How is JHOVE's PDF-hul Module utilized by Rosetta?

Answer

PDF files tested directly in JHOVE (v1.9, v1.11, and v1.16) often present no errors.
Rosetta v5.3 includes JHOVE v1.10 with the v1.7 PDF-hul Module.
Ex Libris Development confirms that JHOVE 1.16 can be used with the metadata extraction plugins in Rosetta.
However, in some cases technical metadata can't be extracted from some PDF files.

You may see the following error messages in TA Workbench Validation (e.g.):

1. Invalid object number in cross-reference stream,Failed to retrieve extractor properties.
2. Expected dictionary for font entry in page resource.
3. Improperly constructed page tree,Annotation object is not a dictionary.

To address these errors in the short-term, please create a "Format Identification Correction" rule to ignore it.
In the Management module navigate to Home > Submissions > Rules > Format Identification Correction to establish the rule.

Additional Information

With the exception of the 1.6, 1.9 and 1.11 framework releases, every JHOVE release has seen updates to the PDF-hul Module.
JHOVE’s most recent v1.16 included PDF-hul v1.8, which fixed two major bugs.
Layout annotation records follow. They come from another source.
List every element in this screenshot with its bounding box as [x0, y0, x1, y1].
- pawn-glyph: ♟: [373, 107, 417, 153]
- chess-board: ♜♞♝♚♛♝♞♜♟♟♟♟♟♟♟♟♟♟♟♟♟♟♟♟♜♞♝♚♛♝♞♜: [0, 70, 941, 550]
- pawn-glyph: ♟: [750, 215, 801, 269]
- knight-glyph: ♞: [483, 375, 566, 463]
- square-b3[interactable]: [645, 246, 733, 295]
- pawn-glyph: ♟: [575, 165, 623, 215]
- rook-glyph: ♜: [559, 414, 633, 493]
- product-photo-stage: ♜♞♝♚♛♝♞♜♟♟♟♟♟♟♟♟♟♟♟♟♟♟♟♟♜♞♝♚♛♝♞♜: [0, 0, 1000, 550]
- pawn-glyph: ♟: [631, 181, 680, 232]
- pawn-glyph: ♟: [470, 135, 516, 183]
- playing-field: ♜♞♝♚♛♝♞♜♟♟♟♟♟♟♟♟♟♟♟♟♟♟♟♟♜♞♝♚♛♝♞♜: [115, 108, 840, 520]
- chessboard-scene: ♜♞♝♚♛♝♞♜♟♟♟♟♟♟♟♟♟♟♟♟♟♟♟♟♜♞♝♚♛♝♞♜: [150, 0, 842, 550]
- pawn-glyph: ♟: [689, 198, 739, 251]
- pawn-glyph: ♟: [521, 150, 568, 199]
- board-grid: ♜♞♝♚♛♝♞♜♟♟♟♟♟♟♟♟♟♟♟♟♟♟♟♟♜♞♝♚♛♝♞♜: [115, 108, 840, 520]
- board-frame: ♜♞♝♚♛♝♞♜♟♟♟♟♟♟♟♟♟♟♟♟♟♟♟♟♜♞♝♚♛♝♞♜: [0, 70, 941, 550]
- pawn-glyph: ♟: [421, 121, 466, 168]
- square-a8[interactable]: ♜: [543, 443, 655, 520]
These lead to false validation errors relating to invalid page dictionary objects and improperly constructed page trees.
While a number of fixes have improved PDF/A validation, JHOVE has been proven unsuitable for PDF/A validation.
The coverage of PDF versions hasn’t changed since PDF-hul 1.0; for “plain” PDF, JHOVE supports PDF 1.0-1.6.

Note that the metadata extraction plugins are part of the Format Library.
To formalize a more long-term solution, please consult directly with the Rosetta Format Library Working Group (FLWG) in order to update the Format Library not to report these issues.

Article last edited: 15-Dec-2017